Struve was a large, intimidating man who was a leader in the study of stars. In 1951, he was invited to present a lecture to the Cornell community, and Drake was in attendance. The lecture focused on what was known about how stars formed from clouds of interstellar gas. As he neared the end of his talk, the imposing Russian-American pivoted to the topic of life in its cosmic context. He claimed there was mounting evidence that at least half of the stars in the galaxy had their own planetary systems. The old collision theory of planet formation was falling from favor, and Struve said there was no reason why life couldn’t exist on some of those planets.32 A light went on in Frank Drake’s head. Here was someone older and established, asking the same question he’d been fascinated by since he was a boy.
Struve’s inspiration was still alive in Drake in the spring of 1958 as he piloted an old white Ford, stuffed with all his belongings, through the backwoods of rural West Virginia. He was on his way to the newly minted National Radio Astronomical Observatory’s Green Bank facility. There, he was to become a member of the observatory’s fledgling scientific staff.
The research engines of the Cold War were churning, and funding had been opened for any pr
oject that could push American capabilities forward. In Drake’s words, Green Bank “had been given what amounted to unlimited funds to build the best radio observatory in the world.”33 Nestled in a remote, verdant valley valued for its radio (and actual) isolation, Green Band was the new home of American radio astronomy.
Soon after Drake’s arrival, the towering metalwork of an eighty-five-foot radio dish was completed. The astronomers at Green Bank planned to use the newly commissioned telescope to study everything from the structure of our galaxy’s pinwheel shape to its hidden center.34 Drake would be part of many of these efforts. But the inhabited worlds in Drake’s imagination wouldn’t leave him alone. It wasn’t long before he was thinking of ways to use this giant radio ear to find them.
“I calculated just how far our new 85-foot telescope could detect radio signals from another world if they were equal to the strongest signals [on earth],” Drake later wrote.35 The answer turned out to be about ten light-years, or sixty trillion miles. Since he believed stars like the Sun had the best chance of hosting a world like Earth, his next step was to check the star charts.

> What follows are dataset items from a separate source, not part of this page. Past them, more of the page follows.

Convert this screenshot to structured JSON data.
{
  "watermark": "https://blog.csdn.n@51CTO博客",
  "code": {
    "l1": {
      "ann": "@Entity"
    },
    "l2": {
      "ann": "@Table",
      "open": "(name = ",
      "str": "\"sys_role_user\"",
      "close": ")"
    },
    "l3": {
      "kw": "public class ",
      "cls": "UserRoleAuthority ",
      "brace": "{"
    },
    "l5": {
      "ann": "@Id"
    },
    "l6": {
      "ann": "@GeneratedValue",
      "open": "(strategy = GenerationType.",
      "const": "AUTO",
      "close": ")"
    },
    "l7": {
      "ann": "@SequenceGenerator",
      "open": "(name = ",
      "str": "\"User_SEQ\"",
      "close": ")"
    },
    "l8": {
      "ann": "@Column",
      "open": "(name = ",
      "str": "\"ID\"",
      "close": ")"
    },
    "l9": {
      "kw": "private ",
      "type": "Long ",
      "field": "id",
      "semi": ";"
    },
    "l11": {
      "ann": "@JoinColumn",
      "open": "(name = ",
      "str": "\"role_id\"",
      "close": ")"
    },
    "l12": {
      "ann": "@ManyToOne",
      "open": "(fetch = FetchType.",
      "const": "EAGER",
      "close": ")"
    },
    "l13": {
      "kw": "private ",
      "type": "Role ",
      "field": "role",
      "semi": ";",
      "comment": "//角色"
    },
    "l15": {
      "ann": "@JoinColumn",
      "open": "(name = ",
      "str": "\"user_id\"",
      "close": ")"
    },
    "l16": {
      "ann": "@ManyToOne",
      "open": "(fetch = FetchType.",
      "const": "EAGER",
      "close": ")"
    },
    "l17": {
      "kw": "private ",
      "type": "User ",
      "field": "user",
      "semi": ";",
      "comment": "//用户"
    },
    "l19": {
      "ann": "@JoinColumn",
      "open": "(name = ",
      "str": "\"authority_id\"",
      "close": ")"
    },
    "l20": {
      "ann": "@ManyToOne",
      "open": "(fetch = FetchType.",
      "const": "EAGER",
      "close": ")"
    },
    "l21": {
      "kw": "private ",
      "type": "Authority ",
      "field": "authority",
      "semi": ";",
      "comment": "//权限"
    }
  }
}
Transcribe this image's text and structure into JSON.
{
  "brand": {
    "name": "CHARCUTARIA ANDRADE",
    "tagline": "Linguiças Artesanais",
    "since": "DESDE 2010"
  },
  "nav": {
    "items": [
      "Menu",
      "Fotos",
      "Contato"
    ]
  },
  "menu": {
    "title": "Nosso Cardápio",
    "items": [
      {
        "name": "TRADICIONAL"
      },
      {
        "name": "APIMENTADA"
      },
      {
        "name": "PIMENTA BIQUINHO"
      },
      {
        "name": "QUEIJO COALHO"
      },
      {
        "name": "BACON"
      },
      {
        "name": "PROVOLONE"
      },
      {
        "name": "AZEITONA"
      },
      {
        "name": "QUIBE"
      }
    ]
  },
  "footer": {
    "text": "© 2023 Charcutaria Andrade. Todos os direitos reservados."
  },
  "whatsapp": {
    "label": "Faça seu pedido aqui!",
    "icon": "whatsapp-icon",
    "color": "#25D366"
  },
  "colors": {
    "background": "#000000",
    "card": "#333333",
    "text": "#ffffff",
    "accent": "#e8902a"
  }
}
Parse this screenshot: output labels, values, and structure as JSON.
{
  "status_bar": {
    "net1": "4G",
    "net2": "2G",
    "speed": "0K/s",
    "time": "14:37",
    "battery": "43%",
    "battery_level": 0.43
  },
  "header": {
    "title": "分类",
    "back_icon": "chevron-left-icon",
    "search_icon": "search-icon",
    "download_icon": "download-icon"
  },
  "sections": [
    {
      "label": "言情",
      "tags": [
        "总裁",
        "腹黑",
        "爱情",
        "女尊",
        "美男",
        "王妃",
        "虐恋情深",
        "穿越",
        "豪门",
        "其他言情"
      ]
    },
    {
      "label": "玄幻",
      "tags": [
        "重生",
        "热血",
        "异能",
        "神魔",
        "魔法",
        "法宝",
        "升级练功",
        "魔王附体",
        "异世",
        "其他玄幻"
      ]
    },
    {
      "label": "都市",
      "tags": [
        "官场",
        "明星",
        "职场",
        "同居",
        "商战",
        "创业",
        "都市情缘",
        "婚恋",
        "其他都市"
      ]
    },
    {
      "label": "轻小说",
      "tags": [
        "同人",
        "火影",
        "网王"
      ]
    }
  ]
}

Luckily, there were at least few sunlike stars within ten light-years.36 Drake saw he had the beginnings of a real research project.
After his initial calculation, Drake needed to get his colleagues at the observatory to buy into something as seemingly crazy as a search for alien civilizations. The scientists who lived at Green Bank often ate together at a roadside diner a few miles away. Over lunch there one winter day, Drake made his pitch to use the telescope to search for signs of intelligent life on other worlds.
Frank Drake and the early telescope at the National Radio Astronomy Observatory in Green Bank, West Virginia, in 1964.
“At the time, the director of the National Radio Astronomy Observatory was Lloyd Berkner, [who was] something of a scientific gambler, and he was all for it. So as the last greasy french fry was washed down by the last drop of Coke, Project Ozma was born.”